Show-Me Institute
- Motto: "Where Liberty Comes First"
- Founders: Rex Sinquefield, Crosby Kemper III, Michael Podgursky
- Established: 2005
- Focus: Economic policy in Missouri
- Chair: Crosby Kemper III
- Executive Director: Brenda Talent
- Budget: Revenue: $1.79 million Expenses: $1.71 million (FYE December 2023)
- Address: P.O. Box 16024, Clayton, MO 63105
- Website: showmeinstitute.org

= Show-Me Institute =

American conservative think tank

The Show-Me Institute, or SMI, is an American think tank based in Clayton, Missouri that promotes public policies that advance free market principles. Founded in 2005, the organization focuses on economic and good governance issues in the state of Missouri. The stated mission of the Show-Me Institute is "improving the quality of life for all citizens of Missouri by advancing sensible, well-researched solutions to state and local policy issues."

==Policy positions==

Although SMI does not typically take "institutional" positions, the research of SMI analysts tends to converge in support of small government principles that maximize both economic efficiency in the Missouri economy and individual freedom for Missourians.

===Taxation===

SMI research supports low broad-based taxes and a move away from income taxes as keys to economic growth in Missouri. The first paper published by the institute, written by Joseph Haslag in 2006, explored how the 1 percent earnings taxes of Kansas City and St. Louis damaged growth in those cities. An essay published in 2012 by Patrick Ishmael and Michael Rathbone called for the elimination of the corporate income tax through the elimination of economic development tax incentives. In 2019, Patrick Tuohey and Graham Renz explored tax increment financing, community improvement district and other local taxing districts, finding that the districts could often be formed with little public input and that many districts lacked sufficient oversight of the revenues collected.

===Spending===

Research by Ishmael and Adam Millsap, published in 2017, explored the relationship between state & local government spending growth and private sector gross state product (GSP) growth.
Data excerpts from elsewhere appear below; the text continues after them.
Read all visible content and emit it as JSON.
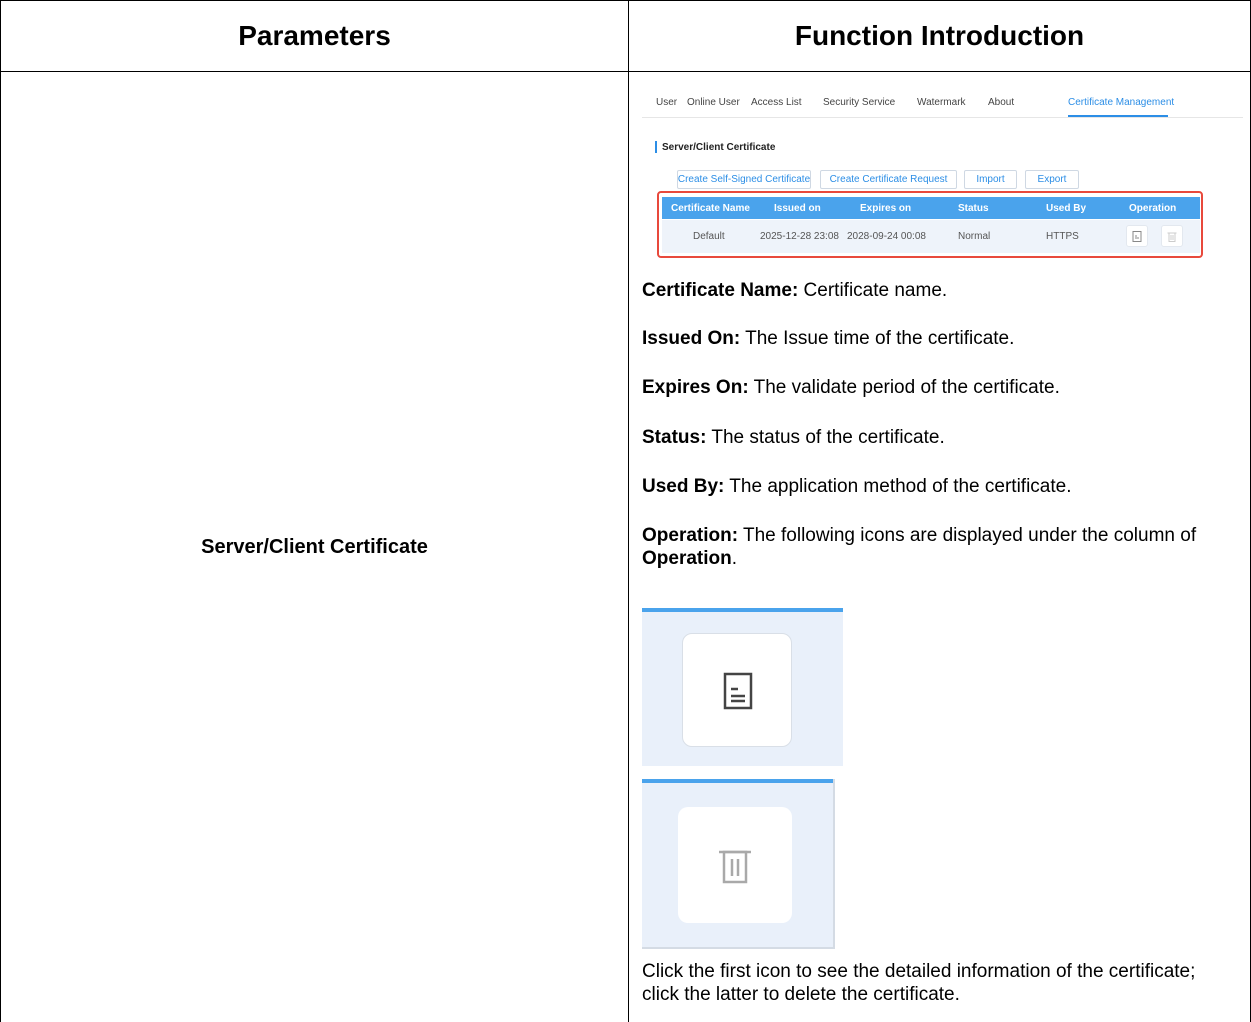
{
  "table": {
    "header_parameters": "Parameters",
    "header_function": "Function Introduction",
    "param_name": "Server/Client Certificate"
  },
  "screenshot": {
    "tabs": [
      "User",
      "Online User",
      "Access List",
      "Security Service",
      "Watermark",
      "About",
      "Certificate Management"
    ],
    "active_tab": "Certificate Management",
    "section_title": "Server/Client Certificate",
    "buttons": [
      "Create Self-Signed Certificate",
      "Create Certificate Request",
      "Import",
      "Export"
    ],
    "columns": [
      "Certificate Name",
      "Issued on",
      "Expires on",
      "Status",
      "Used By",
      "Operation"
    ],
    "row": {
      "name": "Default",
      "issued": "2025-12-28 23:08",
      "expires": "2028-09-24 00:08",
      "status": "Normal",
      "used_by": "HTTPS"
    },
    "accent_color": "#2c8ee6",
    "highlight_color": "#e8493c"
  },
  "descriptions": [
    {
      "term": "Certificate Name:",
      "text": " Certificate name."
    },
    {
      "term": "Issued On:",
      "text": " The Issue time of the certificate."
    },
    {
      "term": "Expires On:",
      "text": " The validate period of the certificate."
    },
    {
      "term": "Status:",
      "text": " The status of the certificate."
    },
    {
      "term": "Used By:",
      "text": " The application method of the certificate."
    }
  ],
  "operation": {
    "term": "Operation:",
    "text_before": " The following icons are displayed under the column of ",
    "term2": "Operation",
    "text_after": "."
  },
  "icons": [
    "detail-icon",
    "delete-icon"
  ],
  "footer_text": "Click the first icon to see the detailed information of the certificate; click the latter to delete the certificate."
}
The paper raised concerns about the compounding effects of deadweight losses caused by state governments driving larger and larger portions of their GSP, observing that "[in] a state where government expenditures grow faster than the private sector economy as a whole, the amount of resources the government controls increases over time." The paper included the author-named "IM Index" ranking of states from 2004 to 2013, which compared states based on their overall exposure to these spending and deadweight loss risks.

===Health care===

The institute is skeptical of socialized medicine and has criticized the Affordable Care Act. Researchers have written in support of block-granting Medicaid and proposals that would financially incentivize non-long term care beneficiaries to shop for services and voluntarily leave the program. The institute has also written against certificate of need laws and in support of health savings accounts, direct primary care, licensure reform and insurance market deregulation.

===Government transparency===

Researchers have supported the expanded use of digital recording, including video and online streaming, of government hearings, including the allowance of outside recording devices when government organs decline to record proceedings themselves. Researchers have also advocated for greater local government transparency, particularly for spending records of municipal, county, and special taxing districts.

===Education===

Researchers have supported a variety of school choice initiatives, including education savings accounts, support for charter schools, and greater flexibility in merit pay for high performing teachers. Researchers also introduced a "Missouri Parents' Bill of Rights," with a focus on curricular and spending transparency.

===Workforce development and labor policies===

SMI researchers have supported the expansion of apprenticeship programs and a diversification of the state's educational portfolio to better fund blue collar career tracks. Institute researchers view government labor unions as inherently problematic.

===Housing===

The institute opposes laws that ban source of income discrimination for tenants, asserting that such laws are "authoritarian" and infringe upon the property rights of landlords.

==Board of directors==
As of 2023:
- Rex Sinquefield, co-founder and former co-chairman of Dimensional Fund Advisors
- Michael Podgursky, professor of economics
- Louis Griesemer, Chairman of the Board of Springfield Underground, Inc.
- W. Bevis Schock, attorney
- Joseph Forshaw, past president and CEO of Forshaw, a family-owned business
- Stephen F. Brauer, chairman and CEO of Hunter Engineering Company; former ambassador to Belgium
- Jennifer Bukowsky, attorney
- James G. Forsyth III, president and CEO of Moto, Inc.
- Robert M. Heller, former judge
- Megan Holekamp, real estate broker at Janet McAfee Inc.
- Gregg Keller, political consultant
- Kevin Short, co-founder and managing partner/CEO of Clayton Capital Partners
- John Lamping, former member of the Missouri State Senate

==Affiliations==
The Show-Me Institute is an affiliate of the State Policy Network, an American network of free-market oriented think tanks.